6. Document the rehearsal

Capture in the operator log: snapshot timestamp, restore wall-clock, --execute duration, smoke A1-A21 results (paste the smoke runner output + the manual-check observations), report file path.

If all 21 checks pass: announce the prod maintenance window per the runbook execution sequence above.

If any check fails: do NOT proceed.
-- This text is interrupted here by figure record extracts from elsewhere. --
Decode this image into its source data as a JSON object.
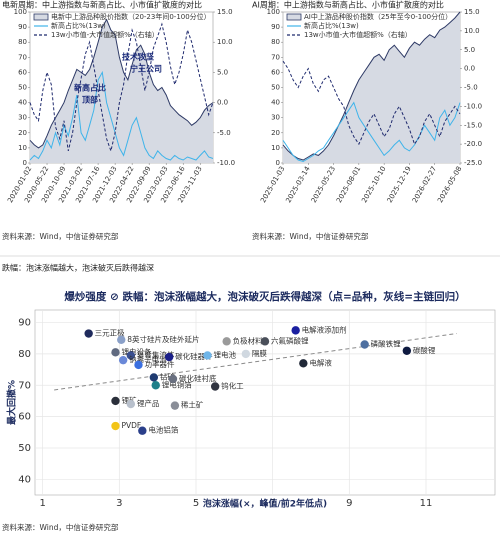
{
  "headings": [
    "电新周期：中上游指数与新高占比、小市值扩散度的对比",
    "AI周期：中上游指数与新高占比、小市值扩散度的对比",
    "跌幅：泡沫涨幅越大，泡沫破灭后跌得越深"
  ],
  "sources": [
    "资料来源：Wind，中信证券研究部",
    "资料来源：Wind，中信证券研究部",
    "资料来源：Wind，中信证券研究部"
  ],
  "chart_data": [
    {
      "type": "line",
      "categories": [
        "2020-01-02",
        null,
        null,
        null,
        "2020-05-22",
        null,
        null,
        null,
        "2020-10-09",
        null,
        null,
        null,
        "2021-03-02",
        null,
        null,
        null,
        "2021-07-16",
        null,
        null,
        null,
        "2021-12-03",
        null,
        null,
        null,
        "2022-04-22",
        null,
        null,
        null,
        "2022-09-09",
        null,
        null,
        null,
        "2023-02-03",
        null,
        null,
        null,
        "2023-06-16",
        null,
        null,
        null,
        "2023-11-03",
        null,
        null,
        null
      ],
      "series": [
        {
          "name": "电新中上游品种股价指数（20-23年间0-100分位）",
          "color": "#d6dae3",
          "edge_color": "#2e3a66",
          "style": "area",
          "values": [
            15,
            12,
            10,
            12,
            18,
            25,
            30,
            35,
            40,
            48,
            55,
            62,
            60,
            58,
            62,
            70,
            80,
            90,
            95,
            88,
            85,
            70,
            60,
            55,
            65,
            75,
            78,
            72,
            60,
            52,
            48,
            50,
            45,
            38,
            35,
            32,
            30,
            28,
            25,
            27,
            30,
            35,
            38,
            40
          ]
        },
        {
          "name": "新高占比%(13w)",
          "color": "#3fb4ea",
          "style": "line",
          "values": [
            2,
            5,
            3,
            8,
            15,
            10,
            20,
            12,
            25,
            18,
            30,
            45,
            20,
            15,
            25,
            35,
            55,
            60,
            40,
            30,
            20,
            10,
            5,
            15,
            25,
            30,
            20,
            10,
            5,
            3,
            8,
            5,
            3,
            2,
            5,
            3,
            2,
            4,
            3,
            2,
            5,
            8,
            4,
            3
          ]
        },
        {
          "name": "13w小市值-大市值超额%（右轴）",
          "color": "#1f2a6e",
          "style": "dashed",
          "axis": "y2",
          "values": [
            0,
            -2,
            -3,
            2,
            5,
            3,
            -4,
            -6,
            -3,
            -8,
            -5,
            0,
            4,
            8,
            10,
            6,
            2,
            -2,
            -6,
            -8,
            -5,
            0,
            3,
            8,
            12,
            10,
            6,
            2,
            5,
            9,
            11,
            13,
            10,
            6,
            3,
            5,
            8,
            12,
            10,
            7,
            4,
            1,
            -2,
            0
          ]
        }
      ],
      "annotations": [
        "新高占比",
        "顶部",
        "技术攻坚",
        "宁王公司"
      ],
      "ylim": [
        0,
        100
      ],
      "yticks": [
        0,
        10,
        20,
        30,
        40,
        50,
        60,
        70,
        80,
        90,
        100
      ],
      "y2lim": [
        -10,
        15
      ],
      "y2ticks": [
        {
          "value": -10,
          "label": "-10.0"
        },
        {
          "value": -5,
          "label": "-5.0"
        },
        {
          "value": 0,
          "label": "0.0"
        },
        {
          "value": 5,
          "label": "5.0"
        },
        {
          "value": 10,
          "label": "10.0"
        },
        {
          "value": 15,
          "label": "15.0"
        }
      ]
    },
    {
      "type": "line",
      "categories": [
        "2025-01-03",
        null,
        null,
        null,
        null,
        "2025-03-14",
        null,
        null,
        null,
        null,
        "2025-05-23",
        null,
        null,
        null,
        null,
        "2025-08-01",
        null,
        null,
        null,
        null,
        "2025-10-10",
        null,
        null,
        null,
        null,
        "2025-12-19",
        null,
        null,
        null,
        null,
        "2026-02-27",
        null,
        null,
        null,
        null,
        "2026-05-08"
      ],
      "series": [
        {
          "name": "AI中上游品种股价指数（25年至今0-100分位）",
          "color": "#d6dae3",
          "edge_color": "#2e3a66",
          "style": "area",
          "values": [
            12,
            8,
            5,
            3,
            2,
            4,
            6,
            5,
            8,
            12,
            18,
            25,
            32,
            40,
            48,
            55,
            60,
            65,
            70,
            72,
            68,
            75,
            78,
            74,
            70,
            76,
            80,
            78,
            82,
            85,
            83,
            88,
            90,
            93,
            96,
            100
          ]
        },
        {
          "name": "新高占比%(13w)",
          "color": "#3fb4ea",
          "style": "line",
          "values": [
            15,
            10,
            5,
            2,
            1,
            3,
            5,
            8,
            10,
            15,
            20,
            25,
            30,
            35,
            40,
            30,
            25,
            20,
            15,
            10,
            5,
            8,
            12,
            15,
            10,
            8,
            12,
            18,
            25,
            20,
            15,
            30,
            35,
            25,
            30,
            40
          ]
        },
        {
          "name": "13w小市值-大市值超额%（右轴）",
          "color": "#1f2a6e",
          "style": "dashed",
          "axis": "y2",
          "values": [
            2,
            0,
            -3,
            -5,
            -2,
            0,
            -4,
            -6,
            -3,
            -2,
            -5,
            -8,
            -10,
            -15,
            -18,
            -20,
            -17,
            -14,
            -12,
            -15,
            -18,
            -16,
            -12,
            -10,
            -13,
            -16,
            -20,
            -18,
            -14,
            -12,
            -15,
            -18,
            -14,
            -12,
            -10,
            -12
          ]
        }
      ],
      "ylim": [
        0,
        100
      ],
      "yticks": [
        0,
        10,
        20,
        30,
        40,
        50,
        60,
        70,
        80,
        90,
        100
      ],
      "y2lim": [
        -25,
        15
      ],
      "y2ticks": [
        {
          "value": -25,
          "label": "-25.0"
        },
        {
          "value": -20,
          "label": "-20.0"
        },
        {
          "value": -15,
          "label": "-15.0"
        },
        {
          "value": -10,
          "label": "-10.0"
        },
        {
          "value": -5,
          "label": "-5.0"
        },
        {
          "value": 0,
          "label": "0.0"
        },
        {
          "value": 5,
          "label": "5.0"
        },
        {
          "value": 10,
          "label": "10.0"
        },
        {
          "value": 15,
          "label": "15.0"
        }
      ]
    },
    {
      "type": "scatter",
      "subtitle": "爆炒强度 ⊘ 跌幅：泡沫涨幅越大，泡沫破灭后跌得越深（点=品种，灰线=主链回归）",
      "xlabel": "泡沫涨幅(×，峰值/前2年低点)",
      "ylabel": "最大回撤%",
      "labels": [
        "三元正极",
        "8英寸硅片及硅外延片",
        "锂电设备",
        "复合集流体",
        "钠离子电池",
        "碳化硅器件",
        "锂电池",
        "隔膜",
        "负极材料",
        "六氟磷酸锂",
        "电解液添加剂",
        "电解液",
        "磷酸铁锂",
        "碳酸锂",
        "功率器件",
        "钴矿",
        "锂电铜箔",
        "碳化硅衬底",
        "钨化工",
        "稀土矿",
        "锂矿",
        "锂产品",
        "PVDF",
        "电池铝箔"
      ],
      "x": [
        2.2,
        3.05,
        2.9,
        3.3,
        3.1,
        4.3,
        5.3,
        6.3,
        5.8,
        6.8,
        7.6,
        7.8,
        9.4,
        10.5,
        3.5,
        3.9,
        3.95,
        4.4,
        5.5,
        4.45,
        2.9,
        3.3,
        2.9,
        3.6
      ],
      "values": [
        86.5,
        84.5,
        80.5,
        79.5,
        78,
        79,
        79.5,
        80,
        84,
        84,
        87.5,
        77,
        83,
        81,
        76.5,
        72.5,
        70,
        72,
        69.6,
        63.5,
        65,
        64,
        57,
        55.5
      ],
      "colors": [
        "#1f2a5c",
        "#8aa0c8",
        "#606a80",
        "#3a4f8f",
        "#6a88d8",
        "#1b1f8a",
        "#6fb5e8",
        "#d0d8e0",
        "#9a9a9a",
        "#4a4f5a",
        "#1a1fa0",
        "#202838",
        "#4d6fa0",
        "#0e1a40",
        "#3a6fe0",
        "#1e3a70",
        "#1e7f8a",
        "#6a7080",
        "#303440",
        "#8a8e98",
        "#2a2f3a",
        "#b8c0cc",
        "#f2c418",
        "#2a3f8a"
      ],
      "trend": {
        "x": [
          1.3,
          11.8
        ],
        "values": [
          68.5,
          86.5
        ],
        "color": "#8a8a8a"
      },
      "xlim": [
        0.8,
        12.8
      ],
      "xticks": [
        1,
        3,
        5,
        7,
        9,
        11
      ],
      "ylim": [
        35,
        94
      ],
      "yticks": [
        40,
        50,
        60,
        70,
        80,
        90
      ],
      "grid": true
    }
  ]
}
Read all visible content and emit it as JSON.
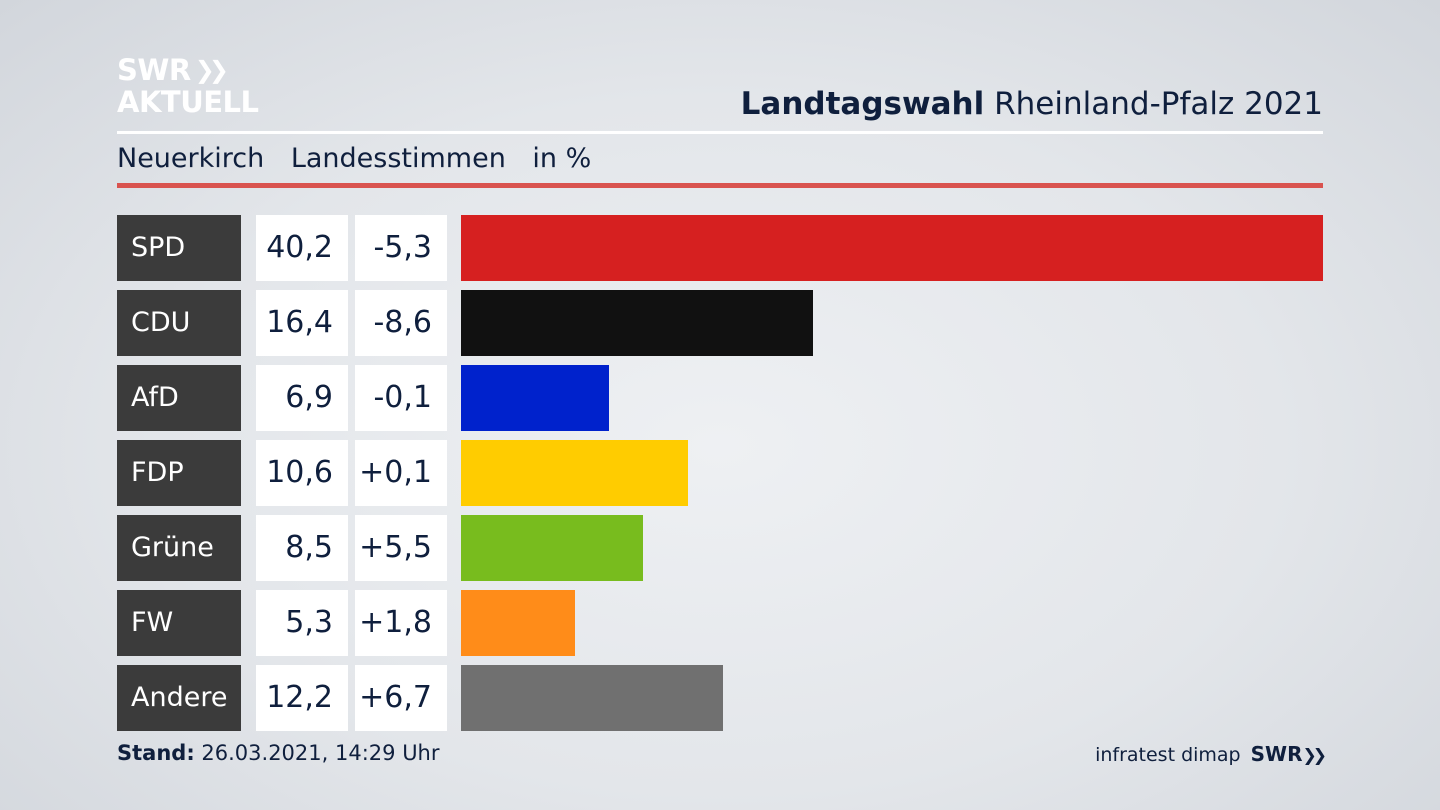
{
  "brand": {
    "logo_line1": "SWR",
    "logo_line2": "AKTUELL"
  },
  "header": {
    "title_bold": "Landtagswahl",
    "title_rest": "Rheinland-Pfalz 2021"
  },
  "subtitle": {
    "place": "Neuerkirch",
    "measure": "Landesstimmen",
    "unit": "in %"
  },
  "colors": {
    "accent_rule": "#d9534f",
    "label_bg": "#3b3b3b"
  },
  "chart_data": {
    "type": "bar",
    "orientation": "horizontal",
    "title": "Landtagswahl Rheinland-Pfalz 2021",
    "subtitle": "Neuerkirch Landesstimmen in %",
    "categories": [
      "SPD",
      "CDU",
      "AfD",
      "FDP",
      "Grüne",
      "FW",
      "Andere"
    ],
    "values": [
      40.2,
      16.4,
      6.9,
      10.6,
      8.5,
      5.3,
      12.2
    ],
    "value_labels": [
      "40,2",
      "16,4",
      "6,9",
      "10,6",
      "8,5",
      "5,3",
      "12,2"
    ],
    "changes": [
      -5.3,
      -8.6,
      -0.1,
      0.1,
      5.5,
      1.8,
      6.7
    ],
    "change_labels": [
      "-5,3",
      "-8,6",
      "-0,1",
      "+0,1",
      "+5,5",
      "+1,8",
      "+6,7"
    ],
    "bar_colors": [
      "#d62020",
      "#111111",
      "#0022cc",
      "#ffcc00",
      "#78bc1e",
      "#ff8c19",
      "#707070"
    ],
    "xlim": [
      0,
      40.2
    ]
  },
  "footer": {
    "stand_label": "Stand:",
    "stand_value": "26.03.2021, 14:29 Uhr",
    "source": "infratest dimap",
    "source_brand": "SWR"
  }
}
Update the relevant code/spec/classifier, ship through review, re-rehearse on a fresh dev branch.


Phase 2b — apollo rename + UUID-PK conversion (deferred)

Per ADR-0023 lazy-migration policy + #426 prerequisites. Bundled scope: - Rename tenant-apollo-001tenant-provider-apollo-hospitals (or similar) - Convert tenant-apollo-001 PK to UUID - Convert tenant-curaway-patients PK to UUID - Update remaining hardcoded references

Spec written when scheduled. Estimated additional downtime: 5–8 min. Operator-facing UI must already render slug-not-UUID before this window (file as a sub-issue).


Phase 3 — cleanup (deferred)

  • Retire the _ORG_TENANT_MAP_FALLBACK patient-org dict entry entirely (Phase 2a flips its value but the entry stays as defense-in-depth).
  • Optional: rename tenant-apollo-001 if not done in Phase 2b.